# Demonstration of HydroEval's API

This notebook contains a simple example of the usage of the API of `HydroEval` to evaluate simulated and observed streamflow timeseries.

## 1. Load observed and simulated streamflow timeseries

Two example files are provided in the folder `examples/` in order for anyone to reproduce this tutorial. Because the files are NetCDF files, we are going to use the Python package `netCDF4`, but HydroEval is independent of the file format you are working with because it only requires numpy arrays as inputs for observed and simulated timeseries.

In [None]:
from netCDF4 import Dataset

# load the observed timeseries
with Dataset('examples/catchment.obs.flow.nc', 'r', format='NETCDF4') as f:  # read the NetCDF file
    observed_flow = f.variables['flow'][:]  # this is the observed discharge timeseries
    observed_dt = f.variables['DateTime'][:]  # this is the timestamp series for the observed period

# load the observed timeseries
with Dataset('examples/catchment.sim.flow.nc', 'r', format='NETCDF4') as f:  # read the NetCDF file
    simulated_flow = f.variables['flow'][:]  # these are the simulated timeseries
    simulated_dt = f.variables['DateTime'][:]  # this is the timestamp series for the simulated period

It can be a good idea to check that your simulated and observed datasets are actually covering the same period:

In [None]:
import numpy as np

# check that the two timestamp arrays are identical (i.e. same periods)
if not np.array_equal(observed_dt, simulated_dt):
    raise Exception('The observed and simulated periods do not match.')

## 2. Calculate any available objective function

Now that the dataset is loaded in memory, it is time to use HydroEval to evaluate the fit between the observed and simulated streamflow timeseries.
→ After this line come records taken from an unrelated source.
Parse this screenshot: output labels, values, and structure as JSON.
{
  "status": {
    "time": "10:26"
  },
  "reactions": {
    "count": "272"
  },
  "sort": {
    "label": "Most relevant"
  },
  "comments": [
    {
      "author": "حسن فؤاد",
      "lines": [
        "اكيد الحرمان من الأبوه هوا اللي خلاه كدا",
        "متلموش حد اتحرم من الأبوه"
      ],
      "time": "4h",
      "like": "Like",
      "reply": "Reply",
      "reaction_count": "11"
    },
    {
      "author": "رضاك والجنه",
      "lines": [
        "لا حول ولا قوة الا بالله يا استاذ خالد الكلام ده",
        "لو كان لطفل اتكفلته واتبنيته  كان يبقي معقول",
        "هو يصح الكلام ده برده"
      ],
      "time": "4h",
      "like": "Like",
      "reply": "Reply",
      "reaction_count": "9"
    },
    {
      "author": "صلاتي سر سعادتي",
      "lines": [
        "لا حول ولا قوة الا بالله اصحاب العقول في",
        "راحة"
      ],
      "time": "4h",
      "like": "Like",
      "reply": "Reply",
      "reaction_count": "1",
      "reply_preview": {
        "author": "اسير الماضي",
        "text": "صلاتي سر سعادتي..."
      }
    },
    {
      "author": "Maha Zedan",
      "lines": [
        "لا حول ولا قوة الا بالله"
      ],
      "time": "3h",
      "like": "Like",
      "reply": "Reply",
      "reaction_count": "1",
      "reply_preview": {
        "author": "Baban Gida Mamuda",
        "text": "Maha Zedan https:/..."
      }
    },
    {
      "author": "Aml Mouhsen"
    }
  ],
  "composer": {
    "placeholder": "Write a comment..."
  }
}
To do so, import `hydroeval`, which will give you access to the `evaluator` Python function as well as all objective functions implemented in HydroEval (as Python functions as well). To evaluate the fit of observed and simulated data, you only need to call the evaluator function and provide three mandatory positional arguments: the Python function corresponding to the objective function to be used (e.g. `kge`, `nse`, etc.), the numpy array for the simulated timeseries (it can be multiple timeseries), and the numpy array for the observed timeseries (it can only contain one timeseries). See below examples using these requirements:

In [None]:
from hydroeval import evaluator, kge, rmse

# use the evaluator with the Kling-Gupta Efficiency (objective function 1)
my_kge = evaluator(kge, simulated_flow, observed_flow)

# use the evaluator with the Kling-Gupta Efficiency for inverted flow series (objective function 2)
my_kge_inv = evaluator(kge, simulated_flow, observed_flow, transform='inv')
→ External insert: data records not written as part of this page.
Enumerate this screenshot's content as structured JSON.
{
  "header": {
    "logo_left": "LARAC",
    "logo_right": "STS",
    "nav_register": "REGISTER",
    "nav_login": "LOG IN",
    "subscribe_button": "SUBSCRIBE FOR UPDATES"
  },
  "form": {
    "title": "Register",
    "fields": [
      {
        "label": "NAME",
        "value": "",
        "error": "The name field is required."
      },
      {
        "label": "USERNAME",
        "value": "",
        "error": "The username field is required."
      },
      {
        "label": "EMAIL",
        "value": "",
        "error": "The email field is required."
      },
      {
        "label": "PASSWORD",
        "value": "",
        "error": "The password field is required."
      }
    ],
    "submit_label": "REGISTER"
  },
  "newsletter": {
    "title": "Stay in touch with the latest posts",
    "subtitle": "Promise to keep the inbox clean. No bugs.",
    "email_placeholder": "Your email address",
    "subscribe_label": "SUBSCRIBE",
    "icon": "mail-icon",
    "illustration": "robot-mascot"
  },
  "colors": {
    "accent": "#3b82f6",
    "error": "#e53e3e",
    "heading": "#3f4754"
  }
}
# use the evaluator with the Root Mean Square Error (objective function 3)
my_rmse = evaluator(rmse, simulated_flow, observed_flow)

It is important to be aware that HydroEval performs pairwise deletion when missing values in the observed streamflow timeseries occur. Missing values should be set to `nan` (Not A Number) in the observed numpy array for HydroEval to be aware of the positions of the values to delete in both observed and simulated timeseries.
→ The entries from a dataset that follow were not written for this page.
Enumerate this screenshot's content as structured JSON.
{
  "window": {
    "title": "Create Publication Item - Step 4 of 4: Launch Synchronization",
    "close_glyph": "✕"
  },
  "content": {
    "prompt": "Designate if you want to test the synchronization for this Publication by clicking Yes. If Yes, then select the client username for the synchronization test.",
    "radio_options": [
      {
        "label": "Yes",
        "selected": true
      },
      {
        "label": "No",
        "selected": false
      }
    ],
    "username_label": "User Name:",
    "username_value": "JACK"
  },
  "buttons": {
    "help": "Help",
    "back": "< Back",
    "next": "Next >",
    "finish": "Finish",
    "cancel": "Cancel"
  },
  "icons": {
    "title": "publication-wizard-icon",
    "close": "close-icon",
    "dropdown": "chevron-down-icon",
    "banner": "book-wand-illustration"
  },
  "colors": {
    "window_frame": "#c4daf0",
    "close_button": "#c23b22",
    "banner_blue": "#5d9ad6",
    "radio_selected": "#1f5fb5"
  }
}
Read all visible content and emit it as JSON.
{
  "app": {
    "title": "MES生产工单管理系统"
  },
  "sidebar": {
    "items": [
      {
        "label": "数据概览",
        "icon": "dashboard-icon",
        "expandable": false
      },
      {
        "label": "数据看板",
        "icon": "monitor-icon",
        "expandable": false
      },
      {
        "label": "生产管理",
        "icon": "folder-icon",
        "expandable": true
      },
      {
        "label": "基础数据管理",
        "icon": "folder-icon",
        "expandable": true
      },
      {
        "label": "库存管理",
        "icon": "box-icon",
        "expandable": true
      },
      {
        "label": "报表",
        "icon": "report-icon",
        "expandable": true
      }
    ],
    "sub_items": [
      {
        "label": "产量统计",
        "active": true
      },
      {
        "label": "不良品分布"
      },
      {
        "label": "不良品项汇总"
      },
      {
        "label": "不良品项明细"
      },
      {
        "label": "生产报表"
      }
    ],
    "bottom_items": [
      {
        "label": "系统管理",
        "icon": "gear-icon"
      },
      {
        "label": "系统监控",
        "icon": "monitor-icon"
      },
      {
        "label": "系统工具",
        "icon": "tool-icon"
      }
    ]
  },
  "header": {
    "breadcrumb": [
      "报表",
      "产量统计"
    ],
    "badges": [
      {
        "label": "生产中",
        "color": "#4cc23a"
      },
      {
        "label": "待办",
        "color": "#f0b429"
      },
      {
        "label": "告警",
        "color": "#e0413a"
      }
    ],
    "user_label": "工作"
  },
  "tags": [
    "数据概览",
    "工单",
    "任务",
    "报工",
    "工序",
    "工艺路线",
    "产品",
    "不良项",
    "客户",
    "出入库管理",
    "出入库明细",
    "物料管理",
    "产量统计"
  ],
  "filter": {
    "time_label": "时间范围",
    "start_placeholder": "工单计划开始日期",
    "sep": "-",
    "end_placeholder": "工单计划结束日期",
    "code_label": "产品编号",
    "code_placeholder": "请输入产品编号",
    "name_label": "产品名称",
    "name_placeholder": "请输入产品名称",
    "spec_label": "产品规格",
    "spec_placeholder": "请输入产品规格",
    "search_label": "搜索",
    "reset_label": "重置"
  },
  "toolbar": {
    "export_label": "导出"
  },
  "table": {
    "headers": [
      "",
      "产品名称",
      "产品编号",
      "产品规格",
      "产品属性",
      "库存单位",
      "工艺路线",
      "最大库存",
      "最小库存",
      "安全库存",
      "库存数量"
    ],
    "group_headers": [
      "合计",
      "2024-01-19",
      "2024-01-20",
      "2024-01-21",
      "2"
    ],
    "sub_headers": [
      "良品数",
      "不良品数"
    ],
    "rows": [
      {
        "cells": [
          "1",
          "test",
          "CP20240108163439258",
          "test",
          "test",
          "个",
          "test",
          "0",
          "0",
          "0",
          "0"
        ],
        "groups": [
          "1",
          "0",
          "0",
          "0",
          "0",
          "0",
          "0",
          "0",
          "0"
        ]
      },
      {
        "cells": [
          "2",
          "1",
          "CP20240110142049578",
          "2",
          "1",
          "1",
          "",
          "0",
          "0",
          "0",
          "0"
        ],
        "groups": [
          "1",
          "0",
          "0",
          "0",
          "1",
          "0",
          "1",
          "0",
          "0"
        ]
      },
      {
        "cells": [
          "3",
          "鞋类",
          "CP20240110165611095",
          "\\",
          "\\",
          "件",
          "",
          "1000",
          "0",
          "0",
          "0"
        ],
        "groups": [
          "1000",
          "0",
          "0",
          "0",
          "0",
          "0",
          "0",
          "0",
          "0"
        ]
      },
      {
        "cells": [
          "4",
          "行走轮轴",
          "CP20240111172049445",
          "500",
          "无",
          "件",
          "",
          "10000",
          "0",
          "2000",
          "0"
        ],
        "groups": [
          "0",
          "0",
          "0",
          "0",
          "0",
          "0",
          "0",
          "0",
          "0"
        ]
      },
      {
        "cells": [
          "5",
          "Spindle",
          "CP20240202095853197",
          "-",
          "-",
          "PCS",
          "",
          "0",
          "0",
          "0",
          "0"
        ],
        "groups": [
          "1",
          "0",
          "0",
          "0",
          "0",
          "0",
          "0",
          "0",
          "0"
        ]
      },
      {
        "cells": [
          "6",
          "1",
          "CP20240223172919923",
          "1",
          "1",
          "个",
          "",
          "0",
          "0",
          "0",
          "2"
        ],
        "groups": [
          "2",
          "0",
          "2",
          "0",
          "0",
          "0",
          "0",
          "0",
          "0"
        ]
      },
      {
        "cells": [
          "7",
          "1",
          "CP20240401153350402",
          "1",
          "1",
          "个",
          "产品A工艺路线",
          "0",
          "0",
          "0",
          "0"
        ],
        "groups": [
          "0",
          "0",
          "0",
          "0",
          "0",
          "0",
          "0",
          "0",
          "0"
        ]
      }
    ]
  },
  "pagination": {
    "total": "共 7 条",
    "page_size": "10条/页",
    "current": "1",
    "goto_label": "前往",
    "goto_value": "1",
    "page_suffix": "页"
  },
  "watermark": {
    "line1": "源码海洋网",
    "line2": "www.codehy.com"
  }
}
It should also be noted that `kge` and `kgeprime` return four values for each simulated timeseries. Indeed, it returns the KGE or KGE' value, as well as their three respective components (r/$\alpha$/$\beta$, and r/$\gamma$/$\beta$, respectively). However, `kge_c2m` and `kgeprime_c2m` only return one value, that is the corresponding bounded KGE value only.

HydroEval can only deal with 1-dimensional or 2-dimensional numpy arrays as input. The observed numpy array can only contain one time series of flows, hence it should either be a 1-dimensional array of a 2-dimensional array with one of the two dimensions of size 1. HydroEval can evaluate multiple simulated time series against the observed time series at the same time (using vectorised calculations). Which means that the simulated time series can be a 2-dimensional array with both dimensions of size greater than 1, one of them being the time dimension and must match the length of the observed time series. Both observed and simulated arrays must have the same orientation, that is to say they must have their time dimensions along the same axis. By default, HydroEval is expecting the time dimension to be on the first axis (i.e. `axis=0`) and this for both observed and simulated time series (if they are 2-dimensional of course). If this is not the case with your dataset, you need to redefine the default value of the `axis` keyword argument and set it to `1` (for the second axis). Alternatively, you can transpose your arrays before giving them to HydroEval. For multi-component objective functions such as KGE and its variants, the orientation of the input array is preserved in the output array (i.e. the time dimension will be reduced to the number of components in the objective function). For single-component objective functions such as NSE, the value returned is either a scalar if only one simulation time series is evaluated, or a 1-dimensional numpy array if the several simulation time series are evaluated.